«Lebenslänglich. Briefwechsel zweier Heimkinder»

Administrativ versorgt: «Lebenslänglich. Briefwechsel zweier Heimkinder». Hinweis auf eine Lesung mit Autorin Lisbeth Herger im Staatsarchiv, die am kommenden Mittwoch in St. Gallen zu hören sein wird.

Dank Vermittlung eines Mitarbeiters des Staatsarchivs begegneten sich Diana Bach und Robi Minder rund 50 Jahre nach ihrem Austritt aus dem Kinderheim wieder. In einer ausführlichen Korrespondenz tauschten sich die beiden über ihre Lebensläufe aus. Der Briefwechsel bildet die Grundlage für das neue Werk «Lebenslänglich. Briefwechsel zweier Heimkinder» von Lisbeth Herger. In einer Lesung im Staatsarchiv am 20. März 2019 um 18 Uhr stellt die Autorin die ehemaligen Heimkinder vor und bettet ihre Geschichte in einen historischen Kontext. Diana Bach und Robi Minder werden ebenfalls an der Veranstaltung teilnehmen.

Fremdplatzierung von Kindern ist ein aktuell viel diskutiertes Thema. Lisbeth Herger, Journalistin und Autorin, berichtet in ihrem aktuellen Werk über das Schicksal der Frau und des Mannes, die in den 1950er Jahren im gleichen Kinderheim aufgewachsen waren. Die Autorin erzählt anhand von Akten im Staatsarchiv und von persönlichen Erinnerungen der ehemaligen Heimkinder die Geschichte des Heims und seiner Organisation.
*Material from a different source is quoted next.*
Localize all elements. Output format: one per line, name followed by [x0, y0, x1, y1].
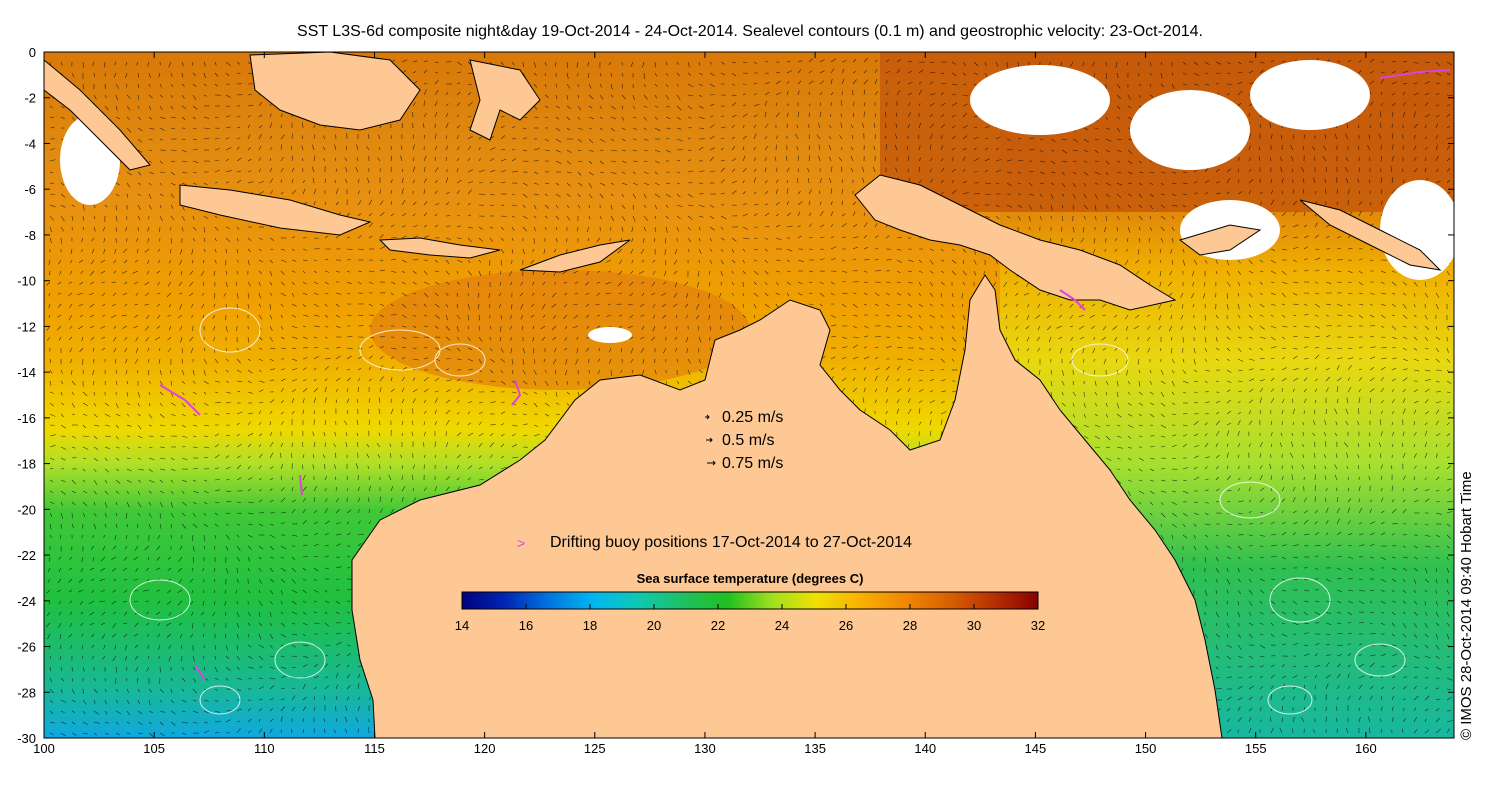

Das Heim wurde von einem Ehepaar geführt, das von evangelikaler Religiosität durchdrungen war. Der Alltag der Kinder war geprägt von Erziehungsmethoden, die auf Gewalt und liebloser Behandlung fussten. Das Buch beschreibt in beispielhafter Weise nicht nur die Zustände im Heim, sondern verweist deutlich auf die möglichen Spätfolgen einer solchen Kindheit. Die beiden Betroffenen leiden bis heute unter einer posttraumatischen Belastungsstörung, die ihren individuellen Lebensweg stark beeinflusst und behindert hatte.

Diana Bach und Robi Minder engagierten sich als Betroffene im Rahmen der vom Bund unterstützten Aufarbeitung der Geschichte der administrativen Zwangsmassnahmen vor 1981. Sie stellten dabei fest, dass die Geschichte der zahlreichen Heimkinder nicht im Fokus steht, sondern von den Diskussionen um «Verdingkinder» (in einer Familie fremdplatzierte Kinder) überdeckt wird. «Lebenslänglich» beleuchtet deshalb einen wichtigen, bisher eher vernachlässigten Aspekt aus dem Themenfeld der Fremdplatzierung von Kindern.

Lisbeth Herger ist Journalistin und hat sich als Autorin verschiedener Sachbücher zum Thema administrative Versorgung einen Namen gemacht. Ihre Bücher «Zwischen Sehnsucht und Schande. Die Geschichte der Annamaria Boxler 1884-1965» (2013) sowie «Unter Vormundschaft. Das gestohlene Leben der Lina Zingg» (2015) haben ebenso wie das neueste Werk einen Bezug zum Kanton St.Gallen. Die biografischen Darstellungen handeln von Menschen, die aus dem Kanton stammten, hier lebten oder platziert waren oder sich mit seinen Behörden auseinandersetzen mussten.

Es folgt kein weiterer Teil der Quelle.